From a social perspective, Absa has invested in affordable housing. An example of this is Transcend, a JSE-listed REIT with an affordable housing portfolio of 22 properties totaling 4,012 units, mostly in Gauteng and the Western Cape that Absa provided financing to.

TRC: Are there any important highlights to note in the space of sustainability and social impact?

HB: In September 2019, Absa became a founding signatory of the United Nations Environment Programme (UNEP) Finance Initiative's Principles for Responsible Banking (PRBs), as a framework for implementing sustainability throughout the Group. In December 2019, the Board of Directors approved a Group Sustainability Policy based on these principles, as well as a Coal Financing Standard. Both were published in April 2020, following consultation with various stakeholders. In March 2020, Absa became the first JSE-listed South African company to voluntarily include a climate change resolution in its annual general meeting (AGM) resolutions. More than 99% of shareholders voted in favour of the resolution.

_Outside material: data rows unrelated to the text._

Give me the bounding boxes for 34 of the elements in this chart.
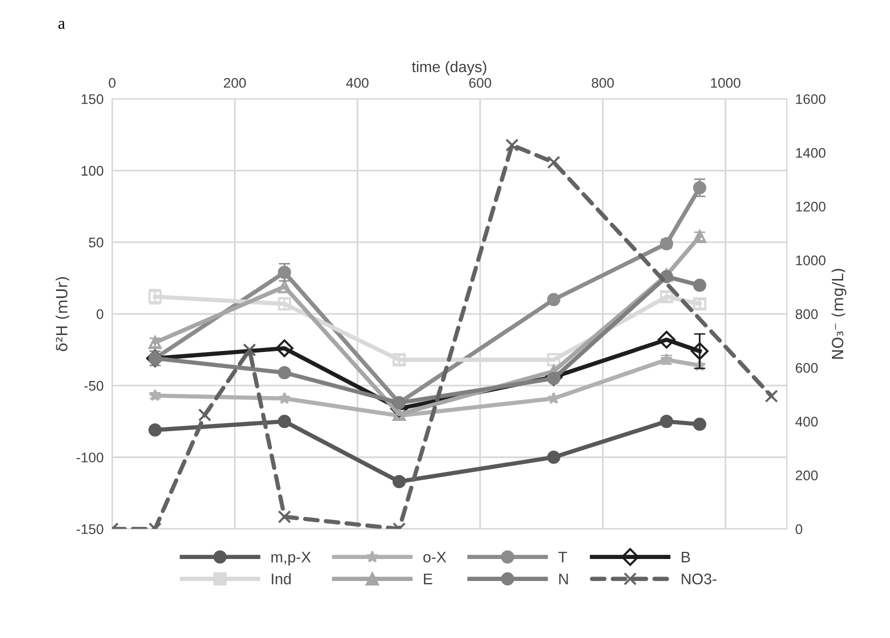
y-tick-label: -50 [84, 380, 104, 391]
legend-label: T [558, 552, 567, 562]
x-tick-label: 400 [346, 78, 368, 88]
x-tick-label: 0 [108, 78, 116, 88]
x-tick-label: 200 [224, 78, 246, 88]
legend-label: m,p-X [271, 552, 311, 566]
y2-axis-title: NO₃⁻ (mg/L) [832, 268, 846, 359]
legend-label: NO3- [682, 574, 716, 584]
y-tick-label: 150 [82, 94, 104, 104]
y2-tick-label: 0 [796, 524, 802, 534]
legend-label: o-X [423, 552, 446, 562]
y2-tick-label: 1000 [796, 255, 826, 266]
x-axis-title: time (days) [412, 60, 486, 76]
x-tick-label: 800 [592, 78, 614, 88]
y2-tick-label: 600 [796, 362, 818, 373]
y2-tick-label: 400 [795, 416, 818, 427]
x-tick-label: 600 [469, 78, 492, 88]
y2-tick-label: 1400 [796, 148, 826, 158]
legend-label: N [559, 574, 568, 584]
y2-tick-label: 1200 [796, 202, 826, 212]
y-tick-label: -100 [76, 452, 104, 462]
legend-label: B [682, 552, 690, 562]
legend-label: E [424, 574, 432, 584]
y2-tick-label: 1600 [796, 94, 826, 104]
y2-tick-label: 800 [796, 309, 818, 320]
y-axis-title: δ²H (mUr) [56, 277, 70, 352]
x-tick-label: 1000 [711, 78, 740, 88]
y-tick-label: 0 [96, 309, 104, 320]
y-tick-label: 100 [82, 166, 104, 176]
text: a [58, 20, 66, 29]
y-tick-label: 50 [88, 238, 104, 248]
legend-label: Ind [272, 573, 291, 584]
y-tick-label: -150 [76, 524, 104, 534]
y2-tick-label: 200 [796, 470, 818, 480]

In July 2020, we established a Sustainable Finance Team within Corporate and Investment Bank (CIB). Our Sustainable

Finance Committee meets monthly, and is comprised of employees from risk, treasury, Group sustainability, and various CIB teams. In October 2020, our Board of Directors elevated sustainability risk to a principal risk in our Enterprise Risk Management Framework (ERMF). We provided an assessment of the exposure to climate change risk in our lending and the opportunities to finance climate change mitigation and adaptation in our first Task Force on Climate-Related Financial Disclosures (TCFD) report in March 2021 in response to our AGM climate change resolution. In addition, we released our first PRB report.

In March 2021, we were the first South African bank to announce Sustainable Finance targets. By 2025, CIB intends to finance R100 billion in ESG-related loans and debt. Relationship Banking also intends to finance R2.5 billion, or 250MW, in embedded power in South Africa by 2025. These are important milestones to note in South Africa only and coinciding efforts are being implemented in other markets based on market-to-market needs.